War no matter which side brings on many levels of violence, ignorance, fear, disdain, and hostility. We can sit here for a long time trying to justify which side had a better cause but I think just from hearing my panpa's stories that in the end it's about survival. However I think WW2 was probably much different than the other wars concerning political movements since let's face it.....Germany probably would've won and the world would've been a much different place had they defeated us and the allies.
Atrocities happen during war... and especially in the mid-20th century.

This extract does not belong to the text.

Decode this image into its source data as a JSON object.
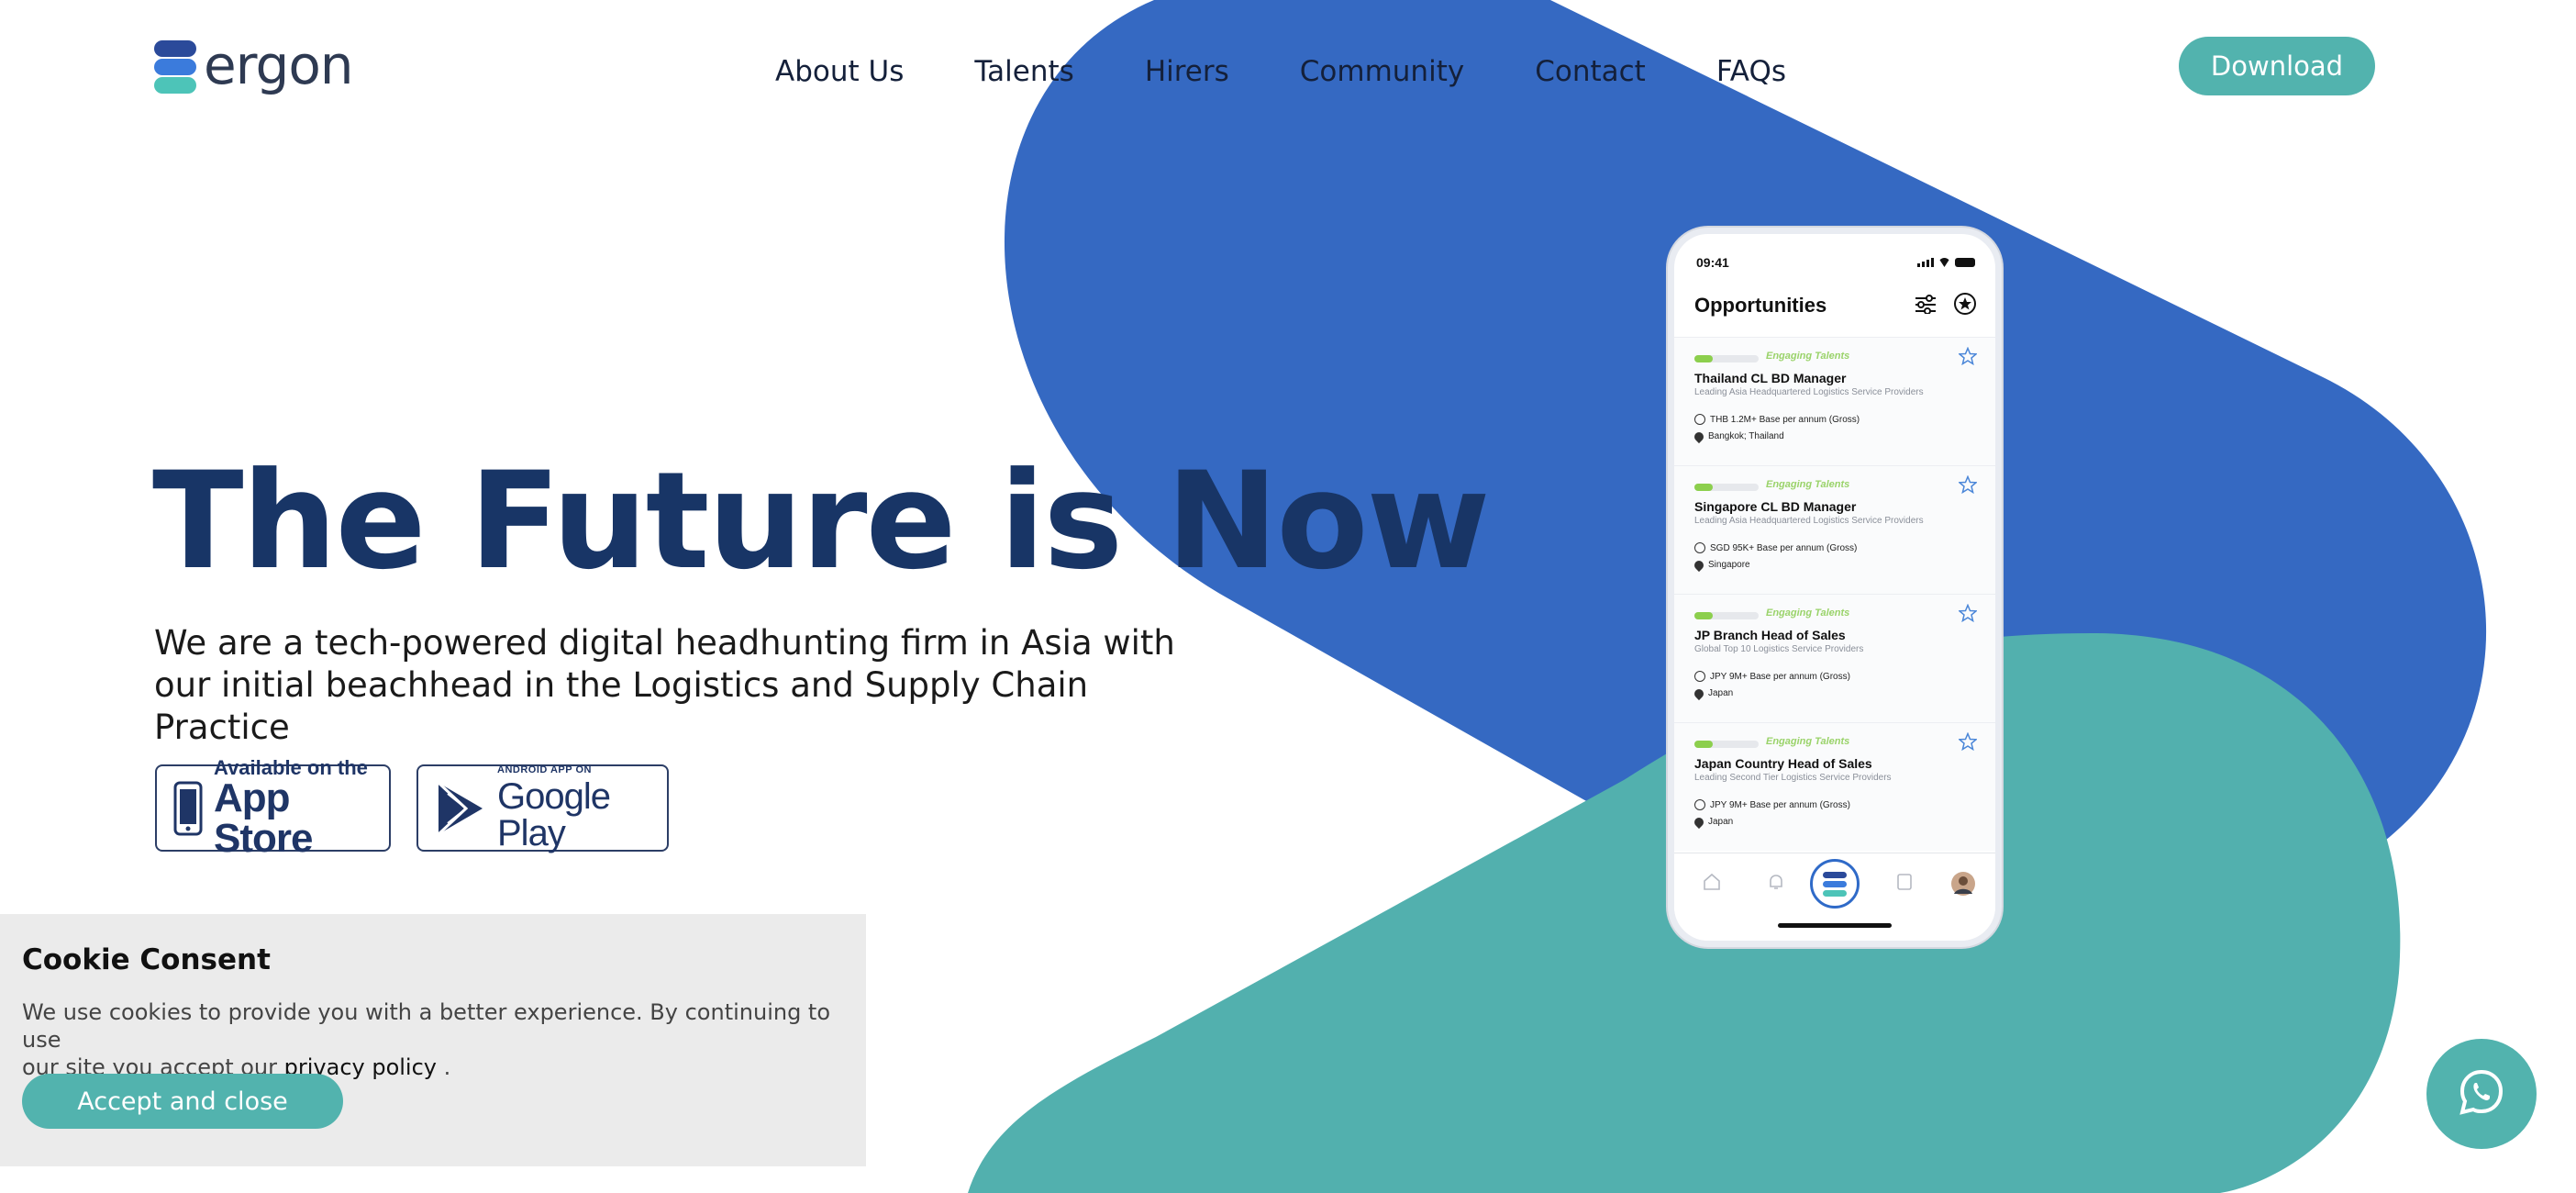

The technologies of mass-destructoin and mass-construction were in place, which industrialised the conflict.. but the sciences of accuracy were slower to catch up.. only NOW do we have the ability to accurately sink a missile into a specific room of a specific building.
There really shouldnt be much "justifying" which side had a better cause, because its evident that regardless of how the military campaigns were conducted. You mention internment of Japanese civilians in the US as if it is comparable to the "concentration" of Jews and political undesirables in the Reich. It is not. One is an expedience of war.. an attempt to limit espionage/spying etc, and also a good way to protect those civilians against reprisals, as it happens. The other is a deliberate and cynical attempt to eradicate a whole racial group, and any possibility of resistance against the controlling power.
_________________
"There is a time when the operation of the machine becomes so odious, makes you so sick at heart,
that you can't take part" [Mario Savo, 1964]
The Japanese were well versed in fighting to the death, and treating those who didnt with the utmost disdain and inhumanity without having to be facing angry Americans.
no, i wasn't, but your tone is unnecessary, it was very nice to meet you but I shall have to bid you good day sir.